After 6 months of twisting a mates arm he finally let me have this..Buler Grand Prix with manual wind movement.

You dont see many of these around , although he had two of them! I dont know how you would service one

as the plastic case is totally sealed...Anyone know? Guess you might have to remove the glass!


----------



## Twincam (Mar 27, 2008)

I have had 2. Not very good 1 jewel movement. 1 ran fast, and a service did not help, think the hairspring was gone. Other also had problems. This was a while ago,but i remember the crystal comes off the front to the movement or something like that.


----------



## blackandgolduk (Apr 25, 2005)

It may not have the best movement in the world, but it's a good looking piece of kit - reminds me of the PD Orfinas and the like.


----------



## Rinaldo1711 (Apr 11, 2007)

blackandgolduk said:


> It may not have the best movement in the world, but it's a good looking piece of kit - reminds me of the PD Orfinas and the like.

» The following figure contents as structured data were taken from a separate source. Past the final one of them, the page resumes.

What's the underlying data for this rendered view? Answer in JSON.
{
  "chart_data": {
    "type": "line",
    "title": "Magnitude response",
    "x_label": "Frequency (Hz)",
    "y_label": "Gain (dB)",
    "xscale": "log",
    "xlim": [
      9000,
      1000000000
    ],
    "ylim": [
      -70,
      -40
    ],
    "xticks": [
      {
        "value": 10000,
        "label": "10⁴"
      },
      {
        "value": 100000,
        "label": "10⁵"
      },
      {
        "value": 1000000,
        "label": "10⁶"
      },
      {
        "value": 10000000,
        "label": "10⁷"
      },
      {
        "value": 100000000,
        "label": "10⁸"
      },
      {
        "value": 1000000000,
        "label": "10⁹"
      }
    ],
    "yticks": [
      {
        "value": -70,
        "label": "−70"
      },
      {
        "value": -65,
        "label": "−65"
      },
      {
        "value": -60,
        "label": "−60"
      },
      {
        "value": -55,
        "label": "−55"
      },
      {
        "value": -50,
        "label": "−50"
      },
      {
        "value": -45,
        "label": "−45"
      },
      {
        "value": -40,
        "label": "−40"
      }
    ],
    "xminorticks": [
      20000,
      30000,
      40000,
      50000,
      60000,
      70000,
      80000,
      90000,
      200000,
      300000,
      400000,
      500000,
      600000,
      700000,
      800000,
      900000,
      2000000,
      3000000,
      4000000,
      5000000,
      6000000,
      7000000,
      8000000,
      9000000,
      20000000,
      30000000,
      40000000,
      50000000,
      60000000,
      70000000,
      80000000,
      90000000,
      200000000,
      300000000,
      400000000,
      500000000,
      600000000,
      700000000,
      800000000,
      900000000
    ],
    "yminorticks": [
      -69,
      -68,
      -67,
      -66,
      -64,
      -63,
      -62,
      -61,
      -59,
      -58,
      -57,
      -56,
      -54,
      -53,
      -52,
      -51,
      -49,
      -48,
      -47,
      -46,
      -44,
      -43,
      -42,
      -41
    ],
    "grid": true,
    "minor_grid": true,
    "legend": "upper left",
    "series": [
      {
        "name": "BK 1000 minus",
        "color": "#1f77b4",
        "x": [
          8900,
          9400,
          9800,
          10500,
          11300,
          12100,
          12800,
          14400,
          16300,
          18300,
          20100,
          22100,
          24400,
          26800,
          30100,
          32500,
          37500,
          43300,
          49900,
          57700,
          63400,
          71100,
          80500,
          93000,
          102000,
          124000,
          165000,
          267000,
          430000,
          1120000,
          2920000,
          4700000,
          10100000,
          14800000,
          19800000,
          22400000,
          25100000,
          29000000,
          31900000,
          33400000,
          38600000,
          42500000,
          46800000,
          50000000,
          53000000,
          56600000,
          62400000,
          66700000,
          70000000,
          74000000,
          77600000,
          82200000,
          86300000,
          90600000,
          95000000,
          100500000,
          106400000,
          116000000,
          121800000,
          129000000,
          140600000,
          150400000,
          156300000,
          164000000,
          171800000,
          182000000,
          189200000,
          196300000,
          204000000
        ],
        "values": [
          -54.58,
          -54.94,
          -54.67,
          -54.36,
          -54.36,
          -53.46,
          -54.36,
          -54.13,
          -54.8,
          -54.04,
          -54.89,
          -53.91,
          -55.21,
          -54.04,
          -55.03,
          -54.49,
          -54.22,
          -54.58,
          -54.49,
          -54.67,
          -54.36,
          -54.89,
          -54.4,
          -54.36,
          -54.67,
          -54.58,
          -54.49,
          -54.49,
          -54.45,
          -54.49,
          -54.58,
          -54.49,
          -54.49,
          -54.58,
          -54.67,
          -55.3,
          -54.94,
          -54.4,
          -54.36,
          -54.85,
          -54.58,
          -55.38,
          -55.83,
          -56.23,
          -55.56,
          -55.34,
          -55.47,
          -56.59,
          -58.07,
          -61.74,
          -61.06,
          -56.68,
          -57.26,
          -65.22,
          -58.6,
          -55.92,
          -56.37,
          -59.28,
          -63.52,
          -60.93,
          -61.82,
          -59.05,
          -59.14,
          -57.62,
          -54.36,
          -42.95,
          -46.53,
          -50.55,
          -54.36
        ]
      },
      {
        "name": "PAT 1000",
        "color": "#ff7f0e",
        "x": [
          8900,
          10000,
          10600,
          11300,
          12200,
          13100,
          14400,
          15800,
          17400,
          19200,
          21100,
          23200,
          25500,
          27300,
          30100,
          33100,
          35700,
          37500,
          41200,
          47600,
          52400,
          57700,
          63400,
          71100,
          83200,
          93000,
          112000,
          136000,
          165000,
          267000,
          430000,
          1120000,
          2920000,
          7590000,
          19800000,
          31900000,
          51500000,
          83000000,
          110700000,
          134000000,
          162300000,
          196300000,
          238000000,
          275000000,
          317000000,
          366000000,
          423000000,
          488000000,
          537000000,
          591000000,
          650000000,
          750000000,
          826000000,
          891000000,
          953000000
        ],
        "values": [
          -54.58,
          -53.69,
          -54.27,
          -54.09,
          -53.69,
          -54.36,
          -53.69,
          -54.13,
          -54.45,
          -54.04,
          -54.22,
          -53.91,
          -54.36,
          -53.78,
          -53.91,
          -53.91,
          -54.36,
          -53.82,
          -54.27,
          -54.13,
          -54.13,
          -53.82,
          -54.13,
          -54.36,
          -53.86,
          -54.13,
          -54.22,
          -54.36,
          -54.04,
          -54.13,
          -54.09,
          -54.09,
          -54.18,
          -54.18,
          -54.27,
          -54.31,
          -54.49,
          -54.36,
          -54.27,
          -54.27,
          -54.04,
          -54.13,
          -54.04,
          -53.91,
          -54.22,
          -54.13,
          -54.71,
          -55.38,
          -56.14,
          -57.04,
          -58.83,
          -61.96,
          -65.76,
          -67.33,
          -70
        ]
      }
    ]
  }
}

I can't speak to the movement because I just don't know - but that is a nice face, and as you say reminiscent of the Orfina model.


----------



## Twincam (Mar 27, 2008)

Yeah they are a good looking watch. I did have 2, one with grand prix on the face, the other said Monte Carlo. There is others with San marino etc on the face. I have heard the series was rare duo to them being pulled for looking like porsche design pieces, could be wrong tho, thats just what i read someplace.

I have a strap from a Monte Carlo Jbw if you want it, its more plain but is in good condition.


----------



## michaelh (Oct 1, 2007)

Like the look of the face and hands but not sure that i could live with a plastic case and strap. Glad you got what you wanted though.


----------



## jbw (May 6, 2008)

Well after a day it's running a bit fast +35 seconds! Not too bothered really as it's only a bit of a "Fun" watch...i do like the design though..I have got a Porshe design Chrono in pvd at the moment and also sold a Lejour pvd chrono a while back...Im a sucker for PVD!!


----------



## jbw (May 6, 2008)

Twincam said:


> Yeah they are a good looking watch. I did have 2, one with grand prix on the face, the other said Monte Carlo. There is others with San marino etc on the face. I have heard the series was rare duo to them being pulled for looking like porsche design pieces, could be wrong tho, thats just what i read someplace.
> 
> I have a strap from a Monte Carlo Jbw if you want it, its more plain but is in good condition.


Hi Twincam....Not too bothered about another strap for this one...Many thanks though.


----------